According to Bloomberg, which cited a source familiar with the issue, Lenovo has filed for approval from the committee and reviews can take as long as 75 days. On its part, the Chinese hardware vendor reportedly had briefed CFIUS officials about the deal and assured it would not have access to the servers since IBM would continue to provide maintenance for the equipment. 

This service agreement would last at least five years and could be extended, the source said. The article further noted that the CFIUS had examined more than double the number of investors from China in 2012 than it did in 2011, putting Chinese buyers the most scrutinized foreign buyers of U.S. assets. 

"The government is going to take a look at the degree of penetration of the servers, where they are, how old they are, what the reach-back capability might be," Mario Mancuso, an attorney at Fried, Frank, Harris, Shriver & Jacobson LLP, said in the article. "Could they use the servers as a means of insertion into U.S. government networks and data systems?"

According to Michael Wessel, a member of the U.S.-China Economic and Security Review Commission, the U.S. also will be evaluating the use of the servers in other critical infrastructure, including chemical plants and utility companies.
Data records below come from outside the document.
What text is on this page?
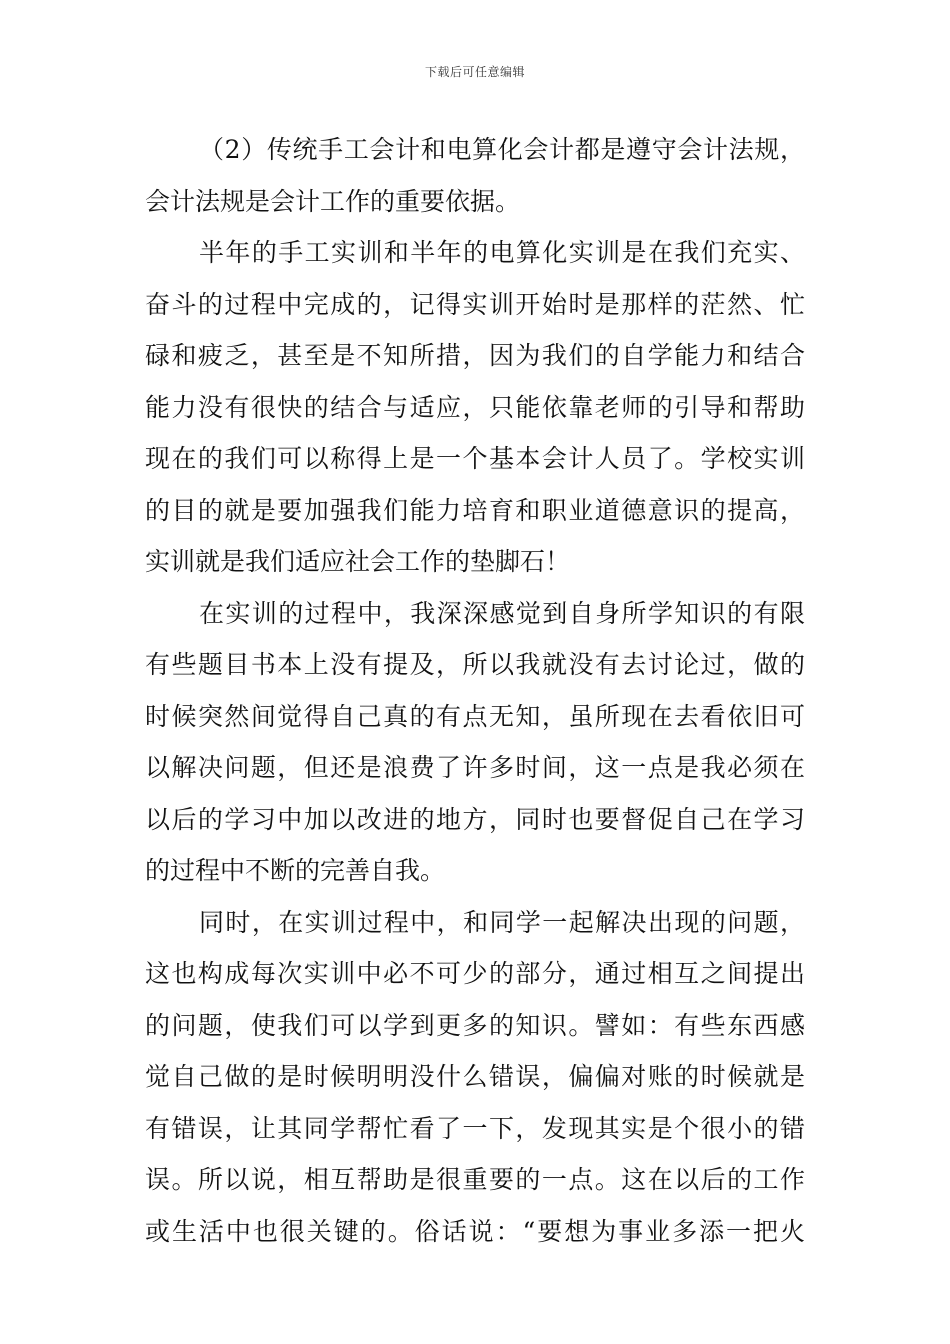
下载后可任意编辑
（2）传统手工会计和电算化会计都是遵守会计法规，
会计法规是会计工作的重要依据。
半年的手工实训和半年的电算化实训是在我们充实、
奋斗的过程中完成的，记得实训开始时是那样的茫然、忙
碌和疲乏，甚至是不知所措，因为我们的自学能力和结合
能力没有很快的结合与适应，只能依靠老师的引导和帮助
现在的我们可以称得上是一个基本会计人员了。学校实训
的目的就是要加强我们能力培育和职业道德意识的提高，
实训就是我们适应社会工作的垫脚石！
在实训的过程中，我深深感觉到自身所学知识的有限
有些题目书本上没有提及，所以我就没有去讨论过，做的
时候突然间觉得自己真的有点无知，虽所现在去看依旧可
以解决问题，但还是浪费了许多时间，这一点是我必须在
以后的学习中加以改进的地方，同时也要督促自己在学习
的过程中不断的完善自我。
同时，在实训过程中，和同学一起解决出现的问题，
这也构成每次实训中必不可少的部分，通过相互之间提出
的问题，使我们可以学到更多的知识。譬如：有些东西感
觉自己做的是时候明明没什么错误，偏偏对账的时候就是
有错误，让其同学帮忙看了一下，发现其实是个很小的错
误。所以说，相互帮助是很重要的一点。这在以后的工作
或生活中也很关键的。俗话说：“要想为事业多添一把火
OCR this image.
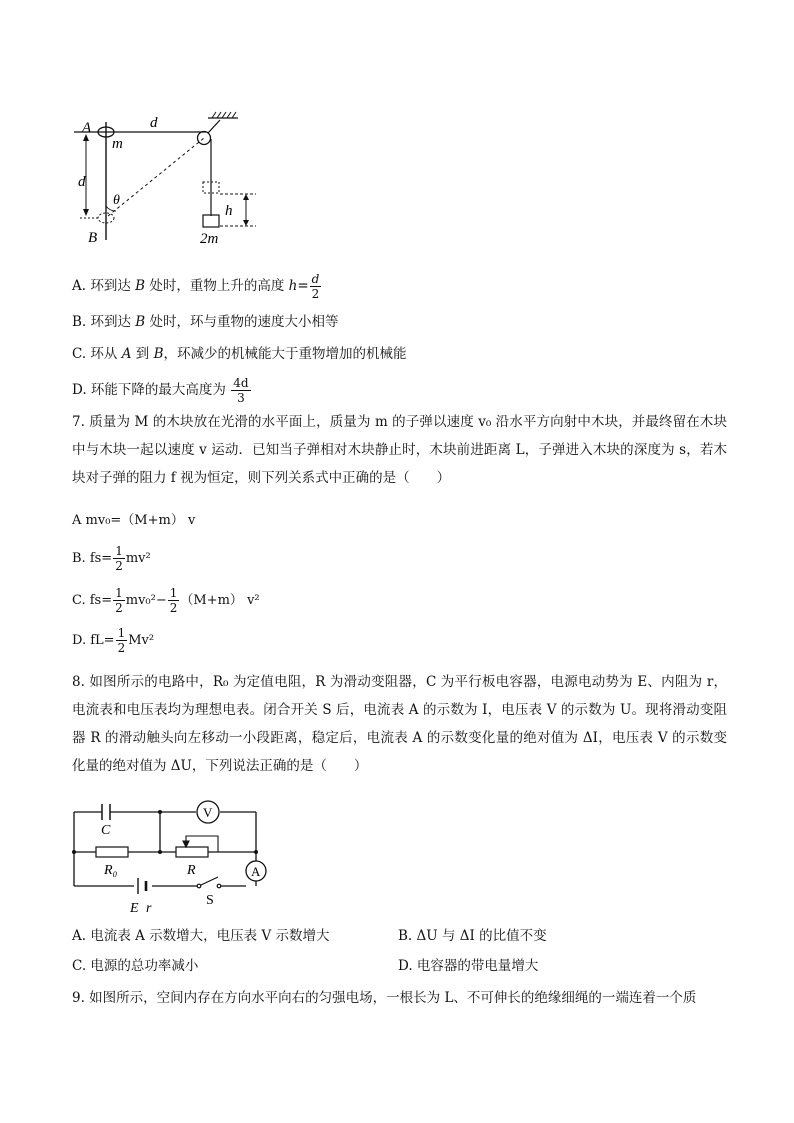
A	d
m
d
θ
B
h
2m
A. 环到达 B 处时，重物上升的高度 $h= \frac{d}{2}$
B. 环到达 B 处时，环与重物的速度大小相等
C. 环从 A 到 B，环减少的机械能大于重物增加的机械能
D. 环能下降的最大高度为 $\frac{4d}{3}$
7. 质量为 M 的木块放在光滑的水平面上，质量为 m 的子弹以速度 v₀ 沿水平方向射中木块，并最终留在木块中与木块一起以速度 v 运动．已知当子弹相对木块静止时，木块前进距离 L，子弹进入木块的深度为 s，若木块对子弹的阻力 f 视为恒定，则下列关系式中正确的是（　　）
A mv₀=（M+m） v
B. $fs= \frac{1}{2} mv^2$
C. $fs= \frac{1}{2} mv_0^2- \frac{1}{2} (M+m)$ v²
D. $fL= \frac{1}{2} Mv^2$
8. 如图所示的电路中，R₀ 为定值电阻，R 为滑动变阻器，C 为平行板电容器，电源电动势为 E、内阻为 r，电流表和电压表均为理想电表。闭合开关 S 后，电流表 A 的示数为 I，电压表 V 的示数为 U。现将滑动变阻器 R 的滑动触头向左移动一小段距离，稳定后，电流表 A 的示数变化量的绝对值为 ΔI，电压表 V 的示数变化量的绝对值为 ΔU，下列说法正确的是（　　）
C
V
R₀	R	A
E r
S
A. 电流表 A 示数增大，电压表 V 示数增大	B. ΔU 与 ΔI 的比值不变
C. 电源的总功率减小	D. 电容器的带电量增大
9. 如图所示，空间内存在方向水平向右的匀强电场，一根长为 L、不可伸长的绝缘细绳的一端连着一个质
Wessel said in the report: "Exfiltration and infiltration are the issues. Can they get access to servers in some way and take data out or can they infiltrate the system to put in trap doors, viruses, malware or be able to take down systems in a potential conflict situation?"

James Lewis, a senior fellow at the Center for Strategic and International studies, noted: "Anything now with China gets attention." However, he noted that since Lenovo isn't a a state-owned enterprise and has done successful deals before, its IBM deal will likely go through. 

Another interesting fact to note is that IBM has been manufacturing its servers in China for years, where it operates a plant in Shenzhen which produces entry and midrange Power Systems units. Incidentally, its System z mainframes and Power server architecture systems are assembled in Singapore. The 365,000-square foot facility was opened in 2010 and Big Blue's first high-end server manufacturing facility in Asia. 

It's telling that, amid the most advanced of technology and most stringent of security policies, that the nationality of a technology vendor still matters so much to some governments today. 

The U.S. House Intelligence Committee in 2012 had expressed concerns over relationships between Chinese telecoms giants Huawei Technologies and ZTE and their government, which it said result in hacking or attempts to breach U.S. networks through the telecom companies. 

In a turn of events, as it turns out it was the U.S. National Security Agency that had infiltrated the servers of Huawei and spied on its senior executives. The Chinese Foreign Ministry last month said Beijing was "seriously concerned" about the allegations and demanded an explanation from its U.S. counterparts. 

The paranoia, if any, over the IBM-Lenovo's server deal seems misguided. Afterall, hackers can infiltrate an organization through a client device such as smartphone, desktop computer or laptop, just as easily as they can through servers. And China manufactures a whole lot of these, including devices for Apple, Sony, and Nokia, among others. 

Presumably, any IT equipment will have to go through a battery of tests and assessment before it's approved for use in a U.S. government agency. Also, IT security policies will be significantly more stringent within a government environment.

With all these rigid verification, tests, and security rules in place, and a government agency still ends up being breached, then the problem is unlikely to be one involving the nationality of the IT supplier. It's likely gonna be human, and it's likely gonna be domestic. Think Edward Snowden.

In a world fraught with political uncertainties and tense bilateral relations, caution is always a necessary trait. But, so is sensible rationality.